Source: Teacher College Record, Volume 116, Issue 14, pp. 535–554
(Reviewed by the Portal Team)
In this article, the author focuses on recognizing humor as a powerful resource for newcomers in social settings like museums.
The author argues that by using humor, visitors negotiate hybrid learning spaces, as well as gain authority in informal settings. The author suggests that humor can perform many different functions in social situations, among them relieving the pressure of not knowing, making other family members more at ease, and subtly taking back power in unfamiliar contexts.
Methods
The author discusses humor as a tool families use to help themselves feel more comfortable in museums, but also to help merge their everyday agendas with those of the museum. She used exemplars of family humor come from two different research studies conducted in different institutions. Study 1 follows the Lopez family, at a small marine science center, while Study 2 is a more detailed study of 10 families at a large museum of science.
Discussion
The author demonstrates that the humor seen functioned as a way to involve others, to ease the tension of not knowing a new setting, language, practice, or content, as well as to help shift authority from mediator to parent, or from parent to child. When Senor Lopez and Mr. Underwood made humor a central part of family activities, they helped open spaces for the family to explore new understandings in their own everyday language, and as part of normal family social practice.

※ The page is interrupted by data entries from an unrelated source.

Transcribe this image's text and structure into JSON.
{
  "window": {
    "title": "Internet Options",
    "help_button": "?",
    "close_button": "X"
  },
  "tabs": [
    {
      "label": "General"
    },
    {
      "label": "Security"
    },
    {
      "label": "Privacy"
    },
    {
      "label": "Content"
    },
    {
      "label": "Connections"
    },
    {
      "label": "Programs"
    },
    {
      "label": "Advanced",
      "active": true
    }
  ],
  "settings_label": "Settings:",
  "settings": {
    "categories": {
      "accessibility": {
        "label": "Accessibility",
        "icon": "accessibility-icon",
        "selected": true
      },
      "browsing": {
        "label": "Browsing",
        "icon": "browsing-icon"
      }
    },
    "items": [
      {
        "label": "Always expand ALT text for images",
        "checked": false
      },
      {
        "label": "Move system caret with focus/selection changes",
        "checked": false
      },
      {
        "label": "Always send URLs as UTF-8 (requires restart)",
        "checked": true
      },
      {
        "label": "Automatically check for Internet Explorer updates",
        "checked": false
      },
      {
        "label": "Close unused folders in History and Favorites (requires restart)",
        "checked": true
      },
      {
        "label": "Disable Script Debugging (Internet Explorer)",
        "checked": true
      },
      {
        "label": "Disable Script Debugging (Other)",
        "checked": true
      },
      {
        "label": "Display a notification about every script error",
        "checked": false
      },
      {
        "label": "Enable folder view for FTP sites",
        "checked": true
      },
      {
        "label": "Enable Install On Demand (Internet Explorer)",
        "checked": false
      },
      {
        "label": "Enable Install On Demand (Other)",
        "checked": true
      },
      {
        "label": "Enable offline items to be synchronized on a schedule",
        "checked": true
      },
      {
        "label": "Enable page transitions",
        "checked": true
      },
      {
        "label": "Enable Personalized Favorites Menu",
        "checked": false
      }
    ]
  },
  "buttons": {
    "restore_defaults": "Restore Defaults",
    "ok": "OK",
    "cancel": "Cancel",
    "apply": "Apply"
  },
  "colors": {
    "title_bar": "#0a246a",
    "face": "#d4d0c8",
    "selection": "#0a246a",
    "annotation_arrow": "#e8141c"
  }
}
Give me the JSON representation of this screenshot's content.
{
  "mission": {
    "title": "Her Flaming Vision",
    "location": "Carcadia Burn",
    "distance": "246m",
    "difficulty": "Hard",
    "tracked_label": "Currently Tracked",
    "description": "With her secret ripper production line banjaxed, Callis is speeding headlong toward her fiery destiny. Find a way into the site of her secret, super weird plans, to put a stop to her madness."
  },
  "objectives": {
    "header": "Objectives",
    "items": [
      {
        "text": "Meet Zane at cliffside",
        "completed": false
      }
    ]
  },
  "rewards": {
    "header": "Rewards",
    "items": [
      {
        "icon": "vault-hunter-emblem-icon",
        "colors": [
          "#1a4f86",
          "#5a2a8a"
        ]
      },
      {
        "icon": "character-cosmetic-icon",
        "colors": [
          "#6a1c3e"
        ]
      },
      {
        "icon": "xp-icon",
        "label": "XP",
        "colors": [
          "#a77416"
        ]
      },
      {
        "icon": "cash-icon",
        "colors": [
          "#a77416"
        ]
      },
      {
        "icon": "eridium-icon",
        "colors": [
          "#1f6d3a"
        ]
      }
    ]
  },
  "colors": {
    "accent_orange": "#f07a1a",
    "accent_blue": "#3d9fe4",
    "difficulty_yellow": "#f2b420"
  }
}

The author noted that Senor Lopez’s humor (in study 1) was responded to in every case, typically by the more knowledgeable biologist/mediator. This use of humor effectively ensured that the father and the whole family received new and important information in a comfortable, jocular environment. Such humor appeared to help establish the family’s authority. The author suggests that humor disrupts the more dominant tell-listen-respond format we sometimes see in museums when docent educators are present. While this pattern is changing, visitors are often expected to listen and respond to the expert, rather than being involved in mutual dialogue.
Conclusion
The author argues that families’ complex weaving of personal humor with the exhibit storyline creates a hybrid space that, in turn, allows collaboration and participation. The findings reveal that when Senor Lopez focused on who eats whom, and Mr. Underwood wove a dental hygiene message onto an exhibit meant to teach tooth form and function, they both opened a hybrid space. Such spaces need to be recognized and sanctioned as constituting family visiting practices—practices that enable each family to participate with the exhibits in their own, often, new ways.
The author concludes that identifying families’ nuanced practices, such as creating humorous alternative “lessons,” has provided new insights into families’ “cultural practices,” especially when situated in a novel setting.